Somalia: EU governments approve Somalia training mission

Published: April 1, 2010

European Union governments said Wednesday they had given the go-ahead for a military mission to start on April 7 to train Somali forces battling an Islamist insurgency. The mission will be led by Spain and involve around 100 troops plus several dozens of additional staff.
Germany said it would contribute 20 soldiers for the mission, which will take place mainly in Uganda, where some Somali forces are already being trained. France has also committed troops and Britain is expected to participate.
The goal of the mission is to strengthen the Western-backed transitional government in Somalia.
But some EU member states have expressed concern that training its troops and providing them with guns could cause more problems than it solves without long-term commitments in place to pay them and give them institutional support.
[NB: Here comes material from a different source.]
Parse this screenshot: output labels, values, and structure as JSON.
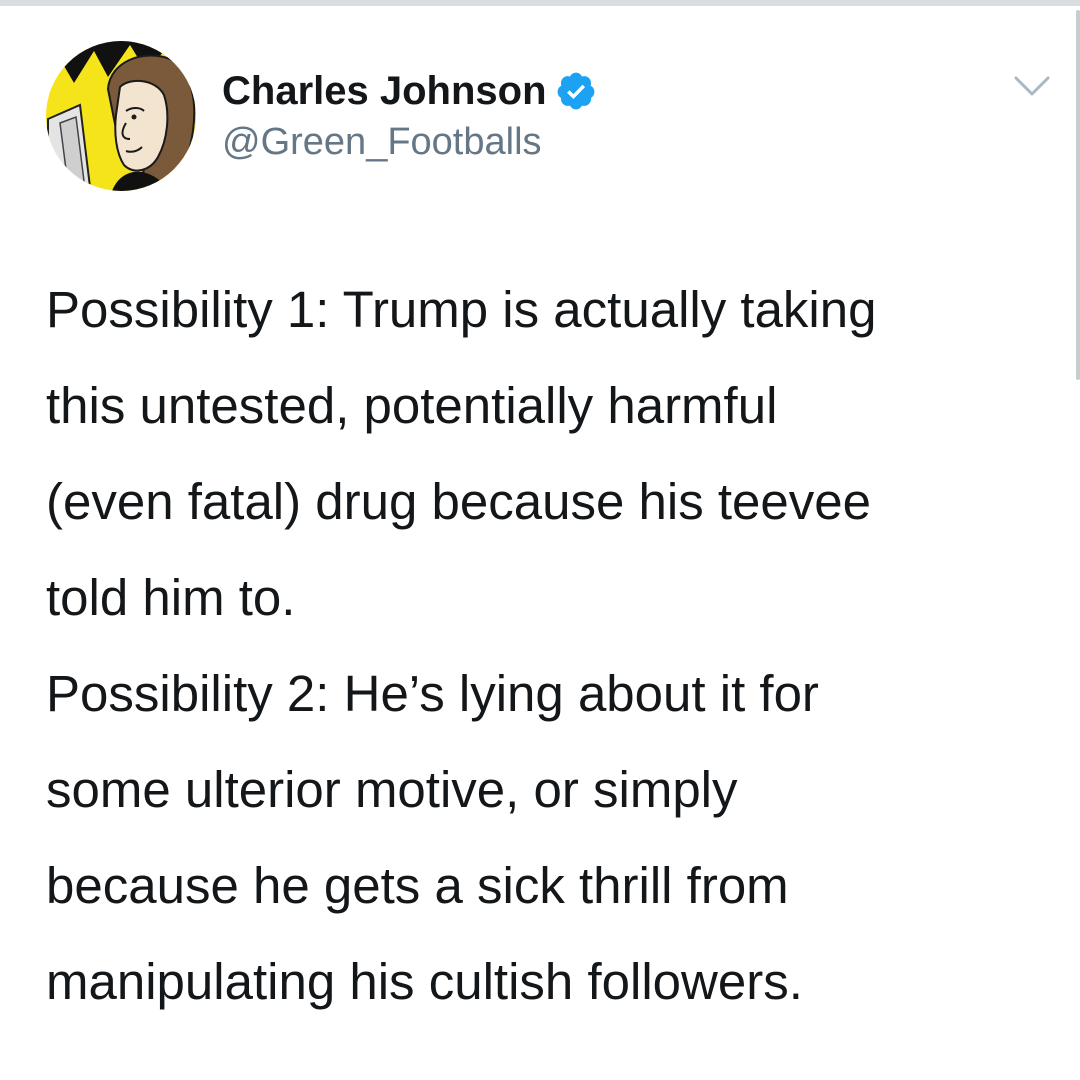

Somalia has had no central government since 1991. Foreign governments have stepped up efforts to stabilize the country in the past three or four years, since it became a major source of piracy, with dozens of ships and crew taken hostage for ransom
Since the start of 2007, conflict in Somalia has killed 20,000 civilians and uprooted more than 1.5 million from their homes. The government is confined to a few small blocks of the capital and exerts little influence over the state.
An African Union force is on the ground protecting the government’s key institutions, but Somalia needs a larger contingent of its own capable, reliable troops.
The EU mission is expected to train around 2,000 Somali troops and complement other missions, bringing the total of better-trained Somali soldiers to around 6,000.
The EU said in a statement its mission would be conducted in coordination with Somalia’s transitional government, the African Union, the United Nations and the United States.